Walt Hickey of the data blog FiveThirtyEight.com in his predictions of the 2015 Oscars (Does Leonardo DiCaprio deserve an Oscar? An interrogation) uses a film’s popularity score on Rotten Tomatoes as a predictor of which film (and actor) should have received an Oscar. The normative implication of this approach is that the Academy must heed the public opinion and the voices of various guilds of movie critics.
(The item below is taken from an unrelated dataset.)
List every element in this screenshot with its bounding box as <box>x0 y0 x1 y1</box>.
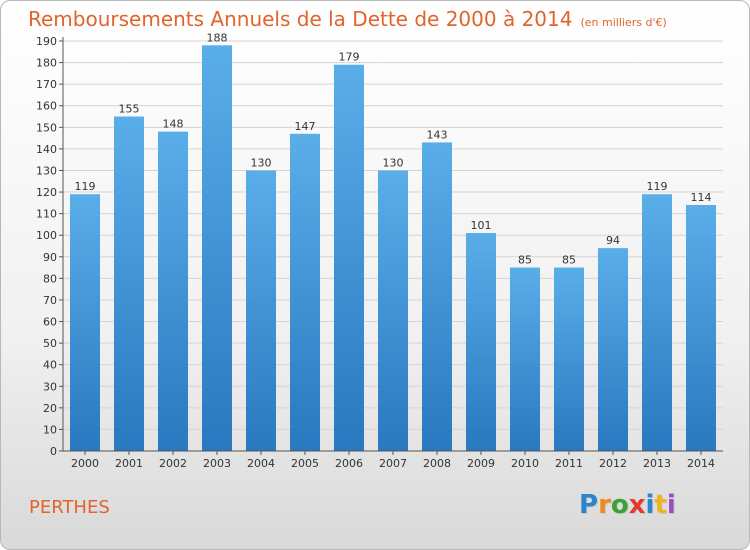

The history, at least as it is reflected in the headlines of the New York Times articles going all the way back to 1930s, suggests a different interpretation. From its very beginning, the Academy has been set up as a very exclusive club. In order to be accepted, an applicant must be vouched for by two current members. Members are organized into branches, based on their area of specialization. Except for Best Film and Best Animated Film, which the entire Academy votes on, decisions are made within those branches. On the one hand, this guarantees that the assessments are made by experts; on the other – this makes the process extremely insular. Until recently, membership was life-long. Due to recent criticism, in January 2016 the Academy announced that members will need to prove their eligibility every ten years (after they do so three times, their membership becomes life-long). Currently, members of the academy are 94% white, 77% male, and 88% over the age of 50, which can give us some insight into the seeming lack of evolution of diversity in the kinds of decisions that are made. If we consider this along with the feeling that the members are besieged by advertisement from studios, popularity ratings could easily start to be viewed with suspicion.
This brings us back to the original question: even if the public thinks that The Revenant is a truly great film and that Leo DiCaprio should receive an Oscar for it, we may be surprised, even taken aback, by the Academy’s decisions.